Proprio gli Nft rivelano il lato quasi anacronistico di larga parte di questo tipo di arte: il legame con quel-che-è-stato. Siamo al cospetto di installazioni, di sculture e di quadri che si proclamano d’avanguardia, ma che, talvolta, ripropongono logiche tradizionali. La radicale innovazione connessa al digitale prevede la messa in crisi dell’idea di autorialità e il trionfo di nozioni come quelle di partecipazione culturale e di creazione collettiva. Nella maggior parte dei casi, invece, le opere d’arte ordinate nella nostra mappa decretano la riscoperta di valori «troppo umani» come quelli di originalità, di unicità, di proprietà intellettuale e di non-replicabilità. Rifiutano ogni forma di liquidità: sognano di essere collezionate, restaurate e musealizzate, provando a fare resistenza al fluire del tempo. Infine, riaffermano, su un registro inedito, il ritorno del concetto benjaminiano di aura: l’opera d’arte sembra ridursi al suo alone religioso, alla sua presenza mistica e rituale. Eppure, forse, per cogliere il senso profondo di quest’arte post-umana, occorre ricordare quel che ha recentemente osservato uno dei maestri della pittura statunitense, David Salle, ora sedotto dagli Nft: «Sin qui non ho visto cose artisticamente interessanti. Il risultato estetico è secondario, un po’ come nell’arte concettuale degli anni Sessanta».

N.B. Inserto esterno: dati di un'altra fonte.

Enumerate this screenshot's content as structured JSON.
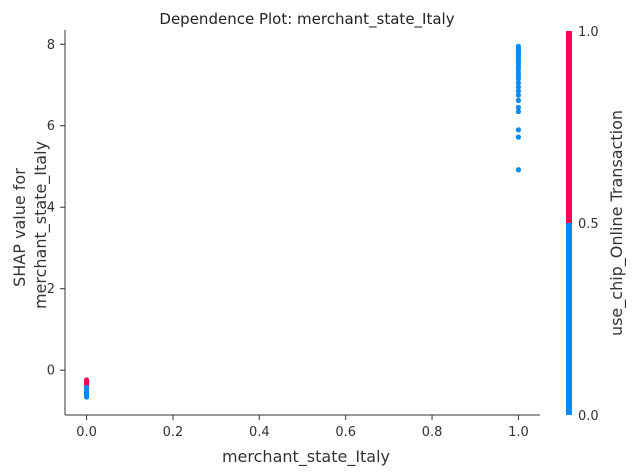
{
  "chart_data": {
    "type": "scatter",
    "title": "Dependence Plot: merchant_state_Italy",
    "xlabel": "merchant_state_Italy",
    "ylabel_lines": [
      "SHAP value for",
      "merchant_state_Italy"
    ],
    "xlim": [
      -0.05,
      1.05
    ],
    "ylim": [
      -1.1,
      8.35
    ],
    "xticks": [
      "0.0",
      "0.2",
      "0.4",
      "0.6",
      "0.8",
      "1.0"
    ],
    "yticks": [
      "0",
      "2",
      "4",
      "6",
      "8"
    ],
    "grid": false,
    "colorbar": {
      "label": "use_chip_Online Transaction",
      "ticks": [
        "0.0",
        "0.5",
        "1.0"
      ],
      "low_color": "#008bfb",
      "high_color": "#ff0052"
    },
    "series": [
      {
        "color_value": 1,
        "points": [
          [
            0,
            -0.24
          ],
          [
            0,
            -0.27
          ],
          [
            0,
            -0.3
          ],
          [
            0,
            -0.33
          ],
          [
            0,
            -0.36
          ],
          [
            0,
            -0.39
          ]
        ]
      },
      {
        "color_value": 0,
        "points": [
          [
            0,
            -0.42
          ],
          [
            0,
            -0.46
          ],
          [
            0,
            -0.5
          ],
          [
            0,
            -0.54
          ],
          [
            0,
            -0.58
          ],
          [
            0,
            -0.62
          ],
          [
            0,
            -0.66
          ],
          [
            1,
            7.95
          ],
          [
            1,
            7.9
          ],
          [
            1,
            7.85
          ],
          [
            1,
            7.8
          ],
          [
            1,
            7.75
          ],
          [
            1,
            7.7
          ],
          [
            1,
            7.64
          ],
          [
            1,
            7.58
          ],
          [
            1,
            7.52
          ],
          [
            1,
            7.45
          ],
          [
            1,
            7.38
          ],
          [
            1,
            7.3
          ],
          [
            1,
            7.22
          ],
          [
            1,
            7.15
          ],
          [
            1,
            7.05
          ],
          [
            1,
            6.95
          ],
          [
            1,
            6.85
          ],
          [
            1,
            6.75
          ],
          [
            1,
            6.62
          ],
          [
            1,
            6.45
          ],
          [
            1,
            6.35
          ],
          [
            1,
            5.9
          ],
          [
            1,
            5.72
          ],
          [
            1,
            4.92
          ]
        ]
      }
    ]
  }
}
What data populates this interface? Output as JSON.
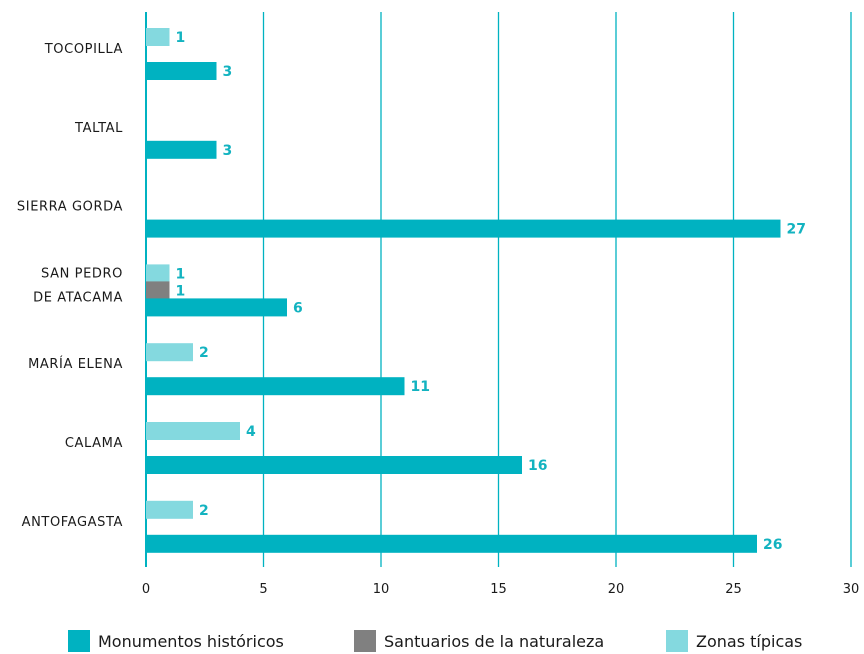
{
  "chart_data": {
    "type": "bar",
    "orientation": "horizontal",
    "categories": [
      "TOCOPILLA",
      "TALTAL",
      "SIERRA GORDA",
      "SAN PEDRO DE ATACAMA",
      "MARÍA ELENA",
      "CALAMA",
      "ANTOFAGASTA"
    ],
    "category_lines": [
      [
        "TOCOPILLA"
      ],
      [
        "TALTAL"
      ],
      [
        "SIERRA GORDA"
      ],
      [
        "SAN PEDRO",
        "DE ATACAMA"
      ],
      [
        "MARÍA ELENA"
      ],
      [
        "CALAMA"
      ],
      [
        "ANTOFAGASTA"
      ]
    ],
    "series": [
      {
        "name": "Zonas típicas",
        "color": "#84d9df",
        "values": [
          1,
          null,
          null,
          1,
          2,
          4,
          2
        ]
      },
      {
        "name": "Santuarios de la naturaleza",
        "color": "#808080",
        "values": [
          null,
          null,
          null,
          1,
          null,
          null,
          null
        ]
      },
      {
        "name": "Monumentos históricos",
        "color": "#00b2c1",
        "values": [
          3,
          3,
          27,
          6,
          11,
          16,
          26
        ]
      }
    ],
    "xlim": [
      0,
      30
    ],
    "xticks": [
      0,
      5,
      10,
      15,
      20,
      25,
      30
    ],
    "grid": true,
    "legend_position": "bottom"
  },
  "legend": [
    {
      "label": "Monumentos históricos",
      "color": "#00b2c1"
    },
    {
      "label": "Santuarios de la naturaleza",
      "color": "#808080"
    },
    {
      "label": "Zonas típicas",
      "color": "#84d9df"
    }
  ],
  "colors": {
    "grid": "#00b2c1",
    "value_label": "#13b3c0"
  }
}
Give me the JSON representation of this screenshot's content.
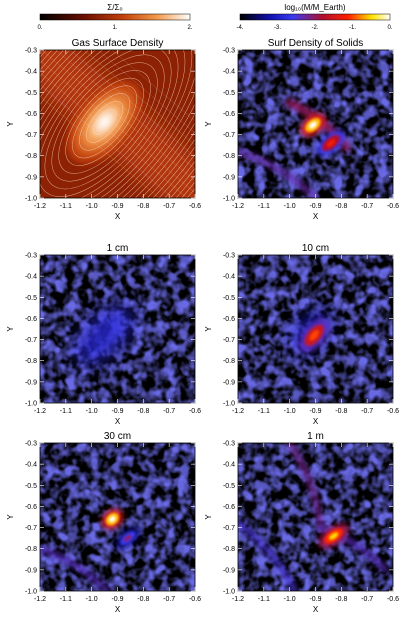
{
  "colorbars": [
    {
      "label": "Σ/Σ₀",
      "ticks": [
        "0.",
        "1.",
        "2."
      ],
      "range": [
        0,
        2
      ]
    },
    {
      "label": "log₁₀(M/M_Earth)",
      "ticks": [
        "-4.",
        "-3.",
        "-2.",
        "-1.",
        "0."
      ],
      "range": [
        -4,
        0
      ]
    }
  ],
  "chart_data": [
    {
      "type": "heatmap",
      "title": "Gas Surface Density",
      "xlabel": "X",
      "ylabel": "Y",
      "xlim": [
        -1.2,
        -0.6
      ],
      "ylim": [
        -1.0,
        -0.3
      ],
      "xticks": [
        "-1.2",
        "-1.1",
        "-1.0",
        "-0.9",
        "-0.8",
        "-0.7",
        "-0.6"
      ],
      "yticks": [
        "-1.0",
        "-0.9",
        "-0.8",
        "-0.7",
        "-0.6",
        "-0.5",
        "-0.4",
        "-0.3"
      ],
      "colormap": "heat",
      "contours": true,
      "features": [
        {
          "kind": "band",
          "x0": -1.17,
          "y0": -0.35,
          "x1": -0.62,
          "y1": -0.95,
          "width": 0.2,
          "value": 1.0
        },
        {
          "kind": "blob",
          "x": -0.95,
          "y": -0.64,
          "rx": 0.08,
          "ry": 0.045,
          "angle": -50,
          "value": 2.0
        }
      ]
    },
    {
      "type": "heatmap",
      "title": "Surf Density of Solids",
      "xlabel": "X",
      "ylabel": "Y",
      "xlim": [
        -1.2,
        -0.6
      ],
      "ylim": [
        -1.0,
        -0.3
      ],
      "xticks": [
        "-1.2",
        "-1.1",
        "-1.0",
        "-0.9",
        "-0.8",
        "-0.7",
        "-0.6"
      ],
      "yticks": [
        "-1.0",
        "-0.9",
        "-0.8",
        "-0.7",
        "-0.6",
        "-0.5",
        "-0.4",
        "-0.3"
      ],
      "colormap": "log",
      "features": [
        {
          "kind": "arc",
          "x0": -1.2,
          "y0": -0.78,
          "x1": -0.9,
          "y1": -1.0,
          "width": 0.02,
          "value": -2.3
        },
        {
          "kind": "arc",
          "x0": -1.0,
          "y0": -0.55,
          "x1": -0.78,
          "y1": -0.76,
          "width": 0.03,
          "value": -2.0
        },
        {
          "kind": "blob",
          "x": -0.91,
          "y": -0.655,
          "rx": 0.025,
          "ry": 0.015,
          "angle": -40,
          "value": 0.0
        },
        {
          "kind": "blob",
          "x": -0.84,
          "y": -0.74,
          "rx": 0.03,
          "ry": 0.015,
          "angle": -40,
          "value": -1.2
        }
      ]
    },
    {
      "type": "heatmap",
      "title": "1 cm",
      "xlabel": "X",
      "ylabel": "Y",
      "xlim": [
        -1.2,
        -0.6
      ],
      "ylim": [
        -1.0,
        -0.3
      ],
      "xticks": [
        "-1.2",
        "-1.1",
        "-1.0",
        "-0.9",
        "-0.8",
        "-0.7",
        "-0.6"
      ],
      "yticks": [
        "-1.0",
        "-0.9",
        "-0.8",
        "-0.7",
        "-0.6",
        "-0.5",
        "-0.4",
        "-0.3"
      ],
      "colormap": "log",
      "features": [
        {
          "kind": "diffuse",
          "x": -0.95,
          "y": -0.68,
          "rx": 0.14,
          "ry": 0.07,
          "angle": -45,
          "value": -2.8
        }
      ]
    },
    {
      "type": "heatmap",
      "title": "10 cm",
      "xlabel": "X",
      "ylabel": "Y",
      "xlim": [
        -1.2,
        -0.6
      ],
      "ylim": [
        -1.0,
        -0.3
      ],
      "xticks": [
        "-1.2",
        "-1.1",
        "-1.0",
        "-0.9",
        "-0.8",
        "-0.7",
        "-0.6"
      ],
      "yticks": [
        "-1.0",
        "-0.9",
        "-0.8",
        "-0.7",
        "-0.6",
        "-0.5",
        "-0.4",
        "-0.3"
      ],
      "colormap": "log",
      "features": [
        {
          "kind": "diffuse",
          "x": -0.92,
          "y": -0.66,
          "rx": 0.09,
          "ry": 0.05,
          "angle": -50,
          "value": -3.0
        },
        {
          "kind": "blob",
          "x": -0.905,
          "y": -0.68,
          "rx": 0.035,
          "ry": 0.018,
          "angle": -50,
          "value": -1.0
        }
      ]
    },
    {
      "type": "heatmap",
      "title": "30 cm",
      "xlabel": "X",
      "ylabel": "Y",
      "xlim": [
        -1.2,
        -0.6
      ],
      "ylim": [
        -1.0,
        -0.3
      ],
      "xticks": [
        "-1.2",
        "-1.1",
        "-1.0",
        "-0.9",
        "-0.8",
        "-0.7",
        "-0.6"
      ],
      "yticks": [
        "-1.0",
        "-0.9",
        "-0.8",
        "-0.7",
        "-0.6",
        "-0.5",
        "-0.4",
        "-0.3"
      ],
      "colormap": "log",
      "features": [
        {
          "kind": "arc",
          "x0": -1.2,
          "y0": -0.8,
          "x1": -0.94,
          "y1": -1.0,
          "width": 0.02,
          "value": -2.4
        },
        {
          "kind": "blob",
          "x": -0.92,
          "y": -0.66,
          "rx": 0.02,
          "ry": 0.015,
          "angle": -40,
          "value": 0.0
        },
        {
          "kind": "blob",
          "x": -0.86,
          "y": -0.75,
          "rx": 0.025,
          "ry": 0.012,
          "angle": -40,
          "value": -2.0
        }
      ]
    },
    {
      "type": "heatmap",
      "title": "1 m",
      "xlabel": "X",
      "ylabel": "Y",
      "xlim": [
        -1.2,
        -0.6
      ],
      "ylim": [
        -1.0,
        -0.3
      ],
      "xticks": [
        "-1.2",
        "-1.1",
        "-1.0",
        "-0.9",
        "-0.8",
        "-0.7",
        "-0.6"
      ],
      "yticks": [
        "-1.0",
        "-0.9",
        "-0.8",
        "-0.7",
        "-0.6",
        "-0.5",
        "-0.4",
        "-0.3"
      ],
      "colormap": "log",
      "features": [
        {
          "kind": "arc",
          "x0": -1.2,
          "y0": -0.68,
          "x1": -0.98,
          "y1": -1.0,
          "width": 0.02,
          "value": -2.5
        },
        {
          "kind": "arc",
          "x0": -1.0,
          "y0": -0.3,
          "x1": -0.88,
          "y1": -0.7,
          "width": 0.02,
          "value": -2.2
        },
        {
          "kind": "arc",
          "x0": -0.88,
          "y0": -0.7,
          "x1": -0.63,
          "y1": -0.9,
          "width": 0.02,
          "value": -2.4
        },
        {
          "kind": "blob",
          "x": -0.83,
          "y": -0.74,
          "rx": 0.03,
          "ry": 0.015,
          "angle": -35,
          "value": -0.5
        }
      ]
    }
  ]
}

Ma, forse, dietro la fascinazione esercitata dal digitale e dalle tecnologie più avanzate, c’è ancora altro. Un’esigenza metafisica. Un’urgenza primaria, quasi archetipica. In fondo, al di là degli strumenti dei quali si sono serviti, gli artisti, nei secoli, sono sempre stati mossi dalle medesime intenzioni. È quel che aveva sostenuto Edgar Wind in Arte e anarchia: «Bastano una matita o un pezzo di gesso, nella mano dell’artista, per allargare il campo delle sue possibilità al di là dei limiti naturali della sua persona».